Meet the Filipino teen who scored the highest in A-Level Fine Art across the entire Middle East

Andrei Tolentino Velasco did not expect a phone call that would reframe everything he thought he knew about his own limits. At 19, the Dubai-raised student had just completed his A-Level Fine Art coursework at Gulf English School — already proud of what he had produced, already grateful for the grade he had earned. Then came the news: he had achieved the highest mark in the Middle East for Pearson Edexcel A Level Fine Art.

“To say that I was ecstatic would be an understatement,” he recalls. “I was already grateful for the grade I had received, but to find out that I had achieved the highest mark in the region was a momentous cherry-on-top experience.”

The boy who grew up between two worlds

Andrei has spent 16 of his 19 years living abroad. His parents — both OFWs who have carved out senior careers in multinational companies — raised him in the UAE while building careers of their own. His mother is a MEA regional sales operations specialist at a French multinational company; his father, an EMEA regional manager at an American multinational company. It is a household shaped by precision, performance, and the particular ambition that tends to follow families who build their lives far from home.

That environment, it turns out, did not push him away from the arts. It gave him something to say through them.

His A-Level portfolio leaned into mythological storytelling and personal memory — two threads that, on the surface, seem worlds apart but reveal a coherent inner logic when you understand who Andrei is. For his exam component titled Union, he channelled Greek tragedy to explore what he calls “inherently human flaw and how that is something that defines the human condition.” For his personal project, he turned inward, exploring childhood nostalgia during his final stretch of secondary school.

The piece that surprised even him

Ask Andrei which work from his A-Level collection he is most proud of, and he does not hesitate. It is the painting of his father and sister rendered gold — a modern reimagining of the myth of King Midas — and the reason he loves it has little to do with how it looks on canvas.

“Ironically created under timed exam conditions, it was the first time in a long while where I felt truly uninhibited,” he says. “Instead of obsessing over every minute detail, I allowed myself to work more instinctively and fluidly; there was a looseness to my brushstrokes and a freedom in my decisions that felt refreshing and genuine.”

There is also a quietly self-aware humour to it. “As frivolous as it sounds,” he adds, “I think it’s funny seeing my dad and sister depicted in such a terrifyingly distinguished manner.”

It is the kind of observation that reveals something important about Andrei: he takes his craft seriously, but not so seriously that he has lost the ability to laugh at it.

Learning to work with yourself, not against yourself

Year 13 was not simply about art. Andrei was also heading the school’s media and events student council, running internal and external school events while simultaneously managing two other technical subjects alongside Fine Art. The daily cognitive gear-shifting — from scientific problem sets to oil paint and canvas — was, by his own admission, a real obstacle.

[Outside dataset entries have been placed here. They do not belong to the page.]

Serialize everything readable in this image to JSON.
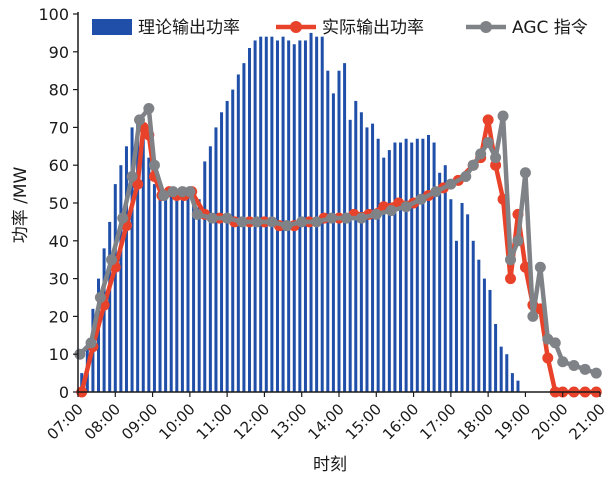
{
  "colors": {
    "bars": "#1f4fa8",
    "actual": "#e8432a",
    "agc": "#7f8286",
    "axis": "#1a1a1a"
  },
  "chart_data": {
    "type": "bar",
    "title": "",
    "xlabel": "时刻",
    "ylabel": "功率 /MW",
    "ylim": [
      0,
      100
    ],
    "xlim": [
      7,
      21
    ],
    "yticks": [
      0,
      10,
      20,
      30,
      40,
      50,
      60,
      70,
      80,
      90,
      100
    ],
    "xticks": [
      {
        "x": 7,
        "label": "07:00"
      },
      {
        "x": 8,
        "label": "08:00"
      },
      {
        "x": 9,
        "label": "09:00"
      },
      {
        "x": 10,
        "label": "10:00"
      },
      {
        "x": 11,
        "label": "11:00"
      },
      {
        "x": 12,
        "label": "12:00"
      },
      {
        "x": 13,
        "label": "13:00"
      },
      {
        "x": 14,
        "label": "14:00"
      },
      {
        "x": 15,
        "label": "15:00"
      },
      {
        "x": 16,
        "label": "16:00"
      },
      {
        "x": 17,
        "label": "17:00"
      },
      {
        "x": 18,
        "label": "18:00"
      },
      {
        "x": 19,
        "label": "19:00"
      },
      {
        "x": 20,
        "label": "20:00"
      },
      {
        "x": 21,
        "label": "21:00"
      }
    ],
    "grid": false,
    "legend_position": "top",
    "series": [
      {
        "name": "理论输出功率",
        "kind": "bar",
        "x": [
          7.1,
          7.25,
          7.4,
          7.55,
          7.7,
          7.85,
          8.0,
          8.15,
          8.3,
          8.45,
          8.6,
          8.75,
          8.9,
          9.05,
          9.2,
          9.35,
          9.5,
          9.65,
          9.8,
          9.95,
          10.1,
          10.25,
          10.4,
          10.55,
          10.7,
          10.85,
          11.0,
          11.15,
          11.3,
          11.45,
          11.6,
          11.75,
          11.9,
          12.05,
          12.2,
          12.35,
          12.5,
          12.65,
          12.8,
          12.95,
          13.1,
          13.25,
          13.4,
          13.55,
          13.7,
          13.85,
          14.0,
          14.15,
          14.3,
          14.45,
          14.6,
          14.75,
          14.9,
          15.05,
          15.2,
          15.35,
          15.5,
          15.65,
          15.8,
          15.95,
          16.1,
          16.25,
          16.4,
          16.55,
          16.7,
          16.85,
          17.0,
          17.15,
          17.3,
          17.45,
          17.6,
          17.75,
          17.9,
          18.05,
          18.2,
          18.35,
          18.5,
          18.65,
          18.8,
          18.95,
          19.1,
          19.25,
          19.4,
          19.55,
          19.7,
          19.85
        ],
        "values": [
          5,
          12,
          22,
          30,
          38,
          45,
          55,
          60,
          65,
          70,
          72,
          69,
          62,
          55,
          52,
          53,
          52,
          53,
          54,
          53,
          50,
          51,
          61,
          65,
          70,
          74,
          77,
          80,
          84,
          87,
          91,
          93,
          94,
          94,
          94,
          93,
          94,
          93,
          92,
          93,
          93,
          95,
          94,
          94,
          85,
          79,
          85,
          87,
          72,
          77,
          74,
          70,
          71,
          67,
          62,
          64,
          66,
          66,
          67,
          66,
          67,
          67,
          68,
          66,
          58,
          60,
          51,
          40,
          50,
          47,
          40,
          35,
          30,
          27,
          18,
          12,
          10,
          5,
          3,
          0,
          0,
          0,
          0,
          0,
          0,
          0
        ],
        "note": "dense vertical bars; values estimated from the plot"
      },
      {
        "name": "实际输出功率",
        "kind": "line",
        "x": [
          7.1,
          7.4,
          7.7,
          8.0,
          8.3,
          8.6,
          8.75,
          8.9,
          9.05,
          9.25,
          9.45,
          9.65,
          9.85,
          10.05,
          10.4,
          10.8,
          11.2,
          11.6,
          12.0,
          12.4,
          12.8,
          13.2,
          13.6,
          14.0,
          14.4,
          14.8,
          15.2,
          15.6,
          16.0,
          16.4,
          16.8,
          17.2,
          17.6,
          17.8,
          18.0,
          18.2,
          18.4,
          18.6,
          18.8,
          19.0,
          19.2,
          19.4,
          19.6,
          19.8,
          20.0,
          20.3,
          20.6,
          20.9
        ],
        "values": [
          0,
          12,
          23,
          33,
          44,
          55,
          70,
          68,
          57,
          52,
          53,
          52,
          52,
          53,
          47,
          46,
          45,
          45,
          45,
          44,
          44,
          45,
          46,
          46,
          47,
          47,
          49,
          50,
          50,
          52,
          54,
          56,
          60,
          62,
          72,
          60,
          51,
          30,
          47,
          33,
          23,
          22,
          9,
          0,
          0,
          0,
          0,
          0
        ]
      },
      {
        "name": "AGC 指令",
        "kind": "line",
        "x": [
          7.05,
          7.35,
          7.6,
          7.9,
          8.2,
          8.45,
          8.65,
          8.9,
          9.05,
          9.3,
          9.55,
          9.8,
          10.0,
          10.2,
          10.6,
          11.0,
          11.4,
          11.8,
          12.2,
          12.6,
          13.0,
          13.4,
          13.8,
          14.2,
          14.6,
          15.0,
          15.4,
          15.8,
          16.2,
          16.6,
          17.0,
          17.4,
          17.6,
          17.8,
          18.0,
          18.2,
          18.4,
          18.6,
          18.8,
          19.0,
          19.2,
          19.4,
          19.6,
          19.8,
          20.0,
          20.3,
          20.6,
          20.9
        ],
        "values": [
          10,
          13,
          25,
          35,
          46,
          57,
          72,
          75,
          60,
          52,
          53,
          53,
          53,
          47,
          46,
          46,
          45,
          45,
          45,
          44,
          45,
          45,
          46,
          46,
          46,
          47,
          48,
          49,
          51,
          53,
          55,
          57,
          60,
          63,
          66,
          62,
          73,
          35,
          40,
          58,
          20,
          33,
          14,
          13,
          8,
          7,
          6,
          5
        ]
      }
    ]
  }
}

“I found difficulty in constantly transitioning between vastly different activities in the same day,” he says. “It took time to set up materials and get in the proper headspace to create, so constantly switching was a bit of a demotivating factor.”

His solution was not a productivity hack or a rigid timetable borrowed from a self-help article. It was something slower and more honest: paying attention to himself. “There were periods when I tried to follow schedules that worked perfectly for others but left me feeling overwhelmed or unmotivated,” he reflects. “It wasn’t until I began paying attention to my own energy levels, habits, and responsibilities that I started to see what truly fit my lifestyle.”

Eventually, art became the release valve rather than the added burden — “a break from academics,” as he puts it, rather than another item on the to-do list.

Art does not have to end

Andrei is now studying Biomedical Engineering in the UK — a pivot that raised eyebrows among people who assumed his Fine Art achievement pointed in a different direction. He is untroubled by the apparent contradiction.

“As much as I loved art, I’ve always appreciated the technicalities of maths and physics,” he explains. “I settled on the biomedical route as it would provide me with an avenue to use engineering to directly make positive and impactful change in people’s lives. That isn’t to say that I’ve quit art — it remains an essential part of who I am.”

He still creates. He does not plan to stop.

For students in Dubai navigating the same competing pulls of academics, identity, and ambition, Andrei’s parting thought is less about strategy and more about community. “Surround yourself with a community who love what they do as much as you do,” he says. “Success isn’t a solo endeavour — saying that I achieved everything on my own would be a huge disservice to my support system of friends and family who were with me through every step of the way.”

The highest mark in the Middle East did not come from working alone. It came from knowing, eventually, that he did not have to.